The EU’s Viennese Mirror

If a European Union bureaucrat could travel to Vienna at the beginning of the twentieth century, he would be surprised by how closely the Hapsburg Empire resembled today’s EU. By learning from Austria-Hungary's mistakes, today’s Europeans may yet be able to reform and reinvigorate an empire whose most important work still lies ahead.

If a European Union bureaucrat could travel to fin de siècle Vienna, he would be surprised by how closely the Hapsburg Empire resembled today’s EU. Like the EU, Austria-Hungary was an experiment in supranational engineering, comprising 51 million inhabitants, 11 nationalities, and 14 languages. Presiding over this microcosm of Europe was a double-throned Emperor-King and twin parliaments representing the largely independent Austrian and Hungarian halves of the realm.
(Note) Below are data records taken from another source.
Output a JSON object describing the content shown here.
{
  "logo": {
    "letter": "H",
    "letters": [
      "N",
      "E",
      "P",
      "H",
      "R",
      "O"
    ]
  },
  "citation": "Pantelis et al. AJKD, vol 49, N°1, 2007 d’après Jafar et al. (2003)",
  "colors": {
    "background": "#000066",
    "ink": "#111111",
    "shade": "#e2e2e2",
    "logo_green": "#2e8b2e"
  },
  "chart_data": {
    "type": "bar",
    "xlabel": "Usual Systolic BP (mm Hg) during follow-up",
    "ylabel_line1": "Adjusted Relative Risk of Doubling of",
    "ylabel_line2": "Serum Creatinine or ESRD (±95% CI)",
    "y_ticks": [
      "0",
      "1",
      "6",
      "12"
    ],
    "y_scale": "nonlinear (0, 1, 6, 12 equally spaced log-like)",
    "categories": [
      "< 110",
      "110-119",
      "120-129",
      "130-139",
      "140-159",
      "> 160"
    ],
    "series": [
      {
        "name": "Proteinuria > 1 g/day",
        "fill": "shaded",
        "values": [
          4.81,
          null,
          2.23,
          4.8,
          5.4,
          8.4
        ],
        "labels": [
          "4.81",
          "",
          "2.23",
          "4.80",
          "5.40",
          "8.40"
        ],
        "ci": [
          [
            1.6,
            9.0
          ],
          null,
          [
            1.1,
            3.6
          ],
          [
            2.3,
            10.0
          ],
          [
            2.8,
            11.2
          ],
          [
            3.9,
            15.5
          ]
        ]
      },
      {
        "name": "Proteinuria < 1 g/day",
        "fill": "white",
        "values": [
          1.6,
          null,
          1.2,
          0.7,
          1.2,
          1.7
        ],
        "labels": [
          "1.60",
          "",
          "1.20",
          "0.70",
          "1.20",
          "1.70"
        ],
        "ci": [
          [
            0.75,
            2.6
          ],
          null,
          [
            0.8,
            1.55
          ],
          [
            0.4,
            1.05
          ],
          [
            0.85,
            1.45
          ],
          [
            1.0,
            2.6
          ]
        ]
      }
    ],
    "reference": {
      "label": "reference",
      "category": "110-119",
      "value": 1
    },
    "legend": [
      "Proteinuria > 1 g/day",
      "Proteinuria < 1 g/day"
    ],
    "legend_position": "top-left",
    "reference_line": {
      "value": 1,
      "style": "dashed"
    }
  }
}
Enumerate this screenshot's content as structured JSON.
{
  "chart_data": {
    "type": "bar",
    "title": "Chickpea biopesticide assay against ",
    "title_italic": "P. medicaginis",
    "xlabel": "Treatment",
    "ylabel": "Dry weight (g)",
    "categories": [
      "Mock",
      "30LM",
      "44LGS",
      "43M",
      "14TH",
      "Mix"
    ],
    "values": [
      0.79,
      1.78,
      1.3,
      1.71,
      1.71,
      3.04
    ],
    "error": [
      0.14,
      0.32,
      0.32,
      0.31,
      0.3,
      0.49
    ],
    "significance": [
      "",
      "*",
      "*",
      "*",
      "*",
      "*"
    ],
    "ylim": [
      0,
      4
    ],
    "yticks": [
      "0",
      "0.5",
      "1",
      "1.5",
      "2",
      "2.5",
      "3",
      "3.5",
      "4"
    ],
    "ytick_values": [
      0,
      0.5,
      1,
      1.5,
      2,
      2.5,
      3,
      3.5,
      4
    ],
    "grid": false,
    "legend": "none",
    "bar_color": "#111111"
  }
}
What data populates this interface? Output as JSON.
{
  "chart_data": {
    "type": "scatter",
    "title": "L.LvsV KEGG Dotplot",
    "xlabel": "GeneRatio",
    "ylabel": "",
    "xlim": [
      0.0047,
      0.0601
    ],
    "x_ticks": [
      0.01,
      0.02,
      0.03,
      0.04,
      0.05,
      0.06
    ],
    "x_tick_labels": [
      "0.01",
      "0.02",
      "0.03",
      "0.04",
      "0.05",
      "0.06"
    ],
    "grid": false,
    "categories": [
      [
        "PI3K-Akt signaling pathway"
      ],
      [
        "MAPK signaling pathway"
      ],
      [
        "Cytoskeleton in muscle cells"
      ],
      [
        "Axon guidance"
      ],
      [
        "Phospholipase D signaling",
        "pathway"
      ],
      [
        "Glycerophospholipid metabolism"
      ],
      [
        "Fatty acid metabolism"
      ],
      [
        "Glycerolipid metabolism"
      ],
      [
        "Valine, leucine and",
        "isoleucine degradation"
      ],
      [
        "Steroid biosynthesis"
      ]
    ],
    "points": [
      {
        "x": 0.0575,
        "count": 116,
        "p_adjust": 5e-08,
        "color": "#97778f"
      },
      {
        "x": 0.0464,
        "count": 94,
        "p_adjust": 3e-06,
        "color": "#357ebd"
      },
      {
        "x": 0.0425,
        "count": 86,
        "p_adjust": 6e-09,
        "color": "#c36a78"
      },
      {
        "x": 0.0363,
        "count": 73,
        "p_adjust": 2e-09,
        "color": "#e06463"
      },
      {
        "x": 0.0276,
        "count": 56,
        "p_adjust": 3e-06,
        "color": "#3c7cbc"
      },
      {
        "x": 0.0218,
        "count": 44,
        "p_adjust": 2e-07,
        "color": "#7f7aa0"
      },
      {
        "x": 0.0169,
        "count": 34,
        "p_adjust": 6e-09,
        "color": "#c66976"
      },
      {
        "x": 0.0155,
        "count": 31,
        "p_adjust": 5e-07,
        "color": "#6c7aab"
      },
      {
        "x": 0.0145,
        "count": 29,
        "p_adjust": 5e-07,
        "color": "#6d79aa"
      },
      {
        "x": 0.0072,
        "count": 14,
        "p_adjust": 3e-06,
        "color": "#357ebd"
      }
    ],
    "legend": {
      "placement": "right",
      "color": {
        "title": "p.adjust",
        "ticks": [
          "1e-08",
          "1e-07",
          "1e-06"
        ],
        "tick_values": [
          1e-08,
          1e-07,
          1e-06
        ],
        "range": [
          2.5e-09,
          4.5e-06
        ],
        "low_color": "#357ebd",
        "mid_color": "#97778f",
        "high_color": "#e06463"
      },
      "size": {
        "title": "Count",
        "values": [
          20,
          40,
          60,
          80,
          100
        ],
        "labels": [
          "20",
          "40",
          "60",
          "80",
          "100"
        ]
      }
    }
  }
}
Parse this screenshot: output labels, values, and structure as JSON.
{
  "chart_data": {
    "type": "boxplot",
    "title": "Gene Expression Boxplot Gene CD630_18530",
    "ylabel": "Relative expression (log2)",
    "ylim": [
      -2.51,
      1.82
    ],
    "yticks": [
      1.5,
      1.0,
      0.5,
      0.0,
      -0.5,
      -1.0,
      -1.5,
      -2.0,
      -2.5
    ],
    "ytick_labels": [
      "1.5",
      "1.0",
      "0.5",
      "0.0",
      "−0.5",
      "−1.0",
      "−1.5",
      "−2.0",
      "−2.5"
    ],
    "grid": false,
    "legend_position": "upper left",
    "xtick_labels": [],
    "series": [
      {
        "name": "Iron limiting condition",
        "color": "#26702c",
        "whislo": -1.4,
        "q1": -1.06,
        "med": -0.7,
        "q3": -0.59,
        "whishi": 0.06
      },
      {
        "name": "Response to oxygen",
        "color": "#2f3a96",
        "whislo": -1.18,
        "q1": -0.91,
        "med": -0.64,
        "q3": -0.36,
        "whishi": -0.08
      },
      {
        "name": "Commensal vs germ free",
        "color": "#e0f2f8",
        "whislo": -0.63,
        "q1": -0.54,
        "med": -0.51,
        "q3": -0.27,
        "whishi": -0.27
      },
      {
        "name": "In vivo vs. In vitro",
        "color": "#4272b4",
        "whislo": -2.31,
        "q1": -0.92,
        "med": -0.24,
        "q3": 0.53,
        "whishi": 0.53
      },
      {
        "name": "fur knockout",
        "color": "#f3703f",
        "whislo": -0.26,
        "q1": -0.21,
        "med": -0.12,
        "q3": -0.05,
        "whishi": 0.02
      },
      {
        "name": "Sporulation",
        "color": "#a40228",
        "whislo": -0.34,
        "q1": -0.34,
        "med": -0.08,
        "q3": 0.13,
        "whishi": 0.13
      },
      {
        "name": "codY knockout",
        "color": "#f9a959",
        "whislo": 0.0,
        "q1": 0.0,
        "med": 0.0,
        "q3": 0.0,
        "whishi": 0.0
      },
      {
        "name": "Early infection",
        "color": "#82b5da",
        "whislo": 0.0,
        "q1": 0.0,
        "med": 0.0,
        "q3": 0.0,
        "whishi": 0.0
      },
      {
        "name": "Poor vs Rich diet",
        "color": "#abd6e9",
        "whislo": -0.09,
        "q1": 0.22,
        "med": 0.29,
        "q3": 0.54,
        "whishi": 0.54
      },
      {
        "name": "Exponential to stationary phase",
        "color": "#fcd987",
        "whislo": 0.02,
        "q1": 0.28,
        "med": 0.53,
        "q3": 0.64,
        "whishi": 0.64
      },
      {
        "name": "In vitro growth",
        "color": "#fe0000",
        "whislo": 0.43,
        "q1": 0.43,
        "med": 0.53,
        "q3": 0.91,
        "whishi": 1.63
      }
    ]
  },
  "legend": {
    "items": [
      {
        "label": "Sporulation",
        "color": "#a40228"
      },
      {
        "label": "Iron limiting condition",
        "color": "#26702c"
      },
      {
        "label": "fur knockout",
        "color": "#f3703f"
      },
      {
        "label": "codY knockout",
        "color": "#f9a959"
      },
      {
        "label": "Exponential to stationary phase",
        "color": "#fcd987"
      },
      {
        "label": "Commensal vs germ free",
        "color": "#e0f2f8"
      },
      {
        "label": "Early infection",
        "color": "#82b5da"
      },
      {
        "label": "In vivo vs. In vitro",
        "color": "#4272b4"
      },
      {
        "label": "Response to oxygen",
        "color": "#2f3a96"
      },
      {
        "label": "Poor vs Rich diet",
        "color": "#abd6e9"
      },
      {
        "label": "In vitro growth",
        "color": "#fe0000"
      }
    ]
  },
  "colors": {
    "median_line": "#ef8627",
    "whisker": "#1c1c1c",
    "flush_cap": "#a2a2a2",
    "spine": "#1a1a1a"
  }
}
The Hapsburg Empire acted as a stabilizing force for its peoples and for Europe. To its scattered ethnic groups, it performed the twin roles of referee and bouncer, pacifying indigenous rivalries and protecting pint-sized nations from predatory states. It also filled a geopolitical vacuum at the heart of the continent, placing a check on Germany and Russia.

So long as it performed these functions, Austria was viewed as a “European necessity” – a balancer of nationalities and of nations for which there was no conceivable substitute. But, by the early 1900’s, the empire faced two problems that cast doubt on its ability to fulfill these missions.